Soil stripping, mapping and sampling by J Warrender of KAP (Kent Archaeological Projects). A single pit containing no dating evidence but characteristic of a modern, probably 20th century, feature was revealed.
Report on a watching brief carried out by G Rapson of MOLA in 2009 during the excavation of five small pits to allow an electricity cable to be laid underground within the Scheduled Monument. One of the pits contained a charcoal-rich layer within colluvial deposits, a similar undated charcoal-rich layer was revealed in another, and evidence of extensive late 19th–20th century remodelling of the area was revealed within the remaining three.

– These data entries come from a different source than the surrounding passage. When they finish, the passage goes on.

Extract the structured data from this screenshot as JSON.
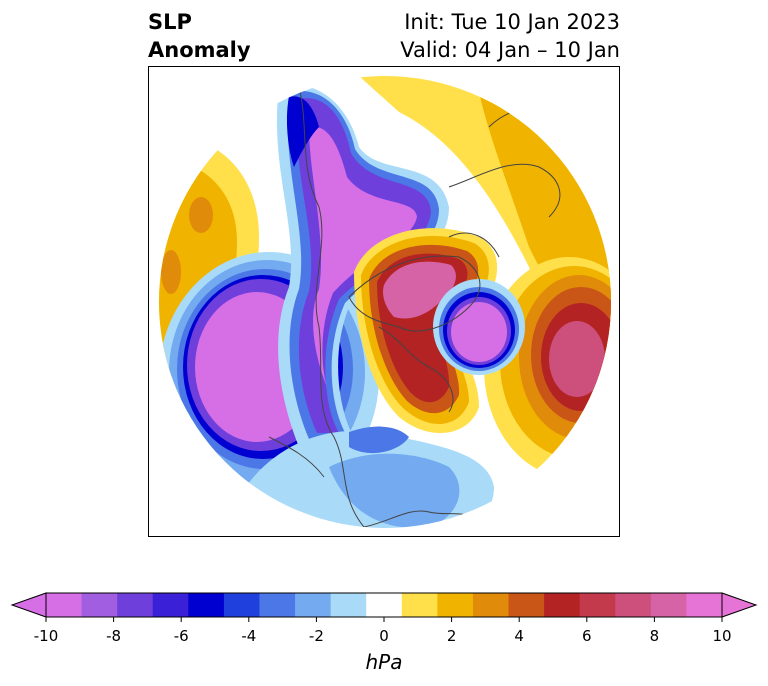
{
  "title": {
    "left_line1": "SLP",
    "left_line2": "Anomaly",
    "right_line1": "Init: Tue 10 Jan 2023",
    "right_line2": "Valid: 04 Jan – 10 Jan"
  },
  "colorbar": {
    "unit": "hPa",
    "ticks": [
      "-10",
      "-8",
      "-6",
      "-4",
      "-2",
      "0",
      "2",
      "4",
      "6",
      "8",
      "10"
    ],
    "colors": [
      "#d66ee6",
      "#a25ee0",
      "#6f3fdc",
      "#3a20d6",
      "#0000d0",
      "#2040dd",
      "#4b78e6",
      "#73aaf0",
      "#a9dbf9",
      "#ffffff",
      "#ffe04a",
      "#f0b400",
      "#e08b0a",
      "#c95517",
      "#b42323",
      "#c43a4d",
      "#cc4f7c",
      "#d663a6",
      "#e673d6"
    ],
    "under_color": "#d66ee6",
    "over_color": "#e673d6"
  },
  "map": {
    "projection": "north-polar-stereographic",
    "variable": "sea-level-pressure-anomaly"
  }
}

Evaluation of 18th century (with a later 18th century extension and 20th century domestic additions) granary by M Higgins of SCC as part of procedure for listed building consent. The timber-frame granary was two storey, above an originally open-sided cartshed, initially three-bay and later extended to four bays. The original location of the central first floor doorway was identified from the wall and floor framing.
Evaluation by A Foard-Colby of NA (Northamptonshire Archaeology). A relatively modern peat deposit with upper horizons dating to the 20th century was revealed, together with a modern field boundary apparently backfilled in the 1970s.
Historic building survey by T Davies of WEED (Waterman Energy, Environment and Design Ltd). Both buildings were constructed in the period 1912–14 in the Arts and Crafts style. A number of features typical of the period, including an asymmetrical plan, extensive use of local materials and an idiosyncratic design that attempted to mimic the landscape as well as demonstrate piecemeal development, were noted. Many original internal features also survived and were recorded.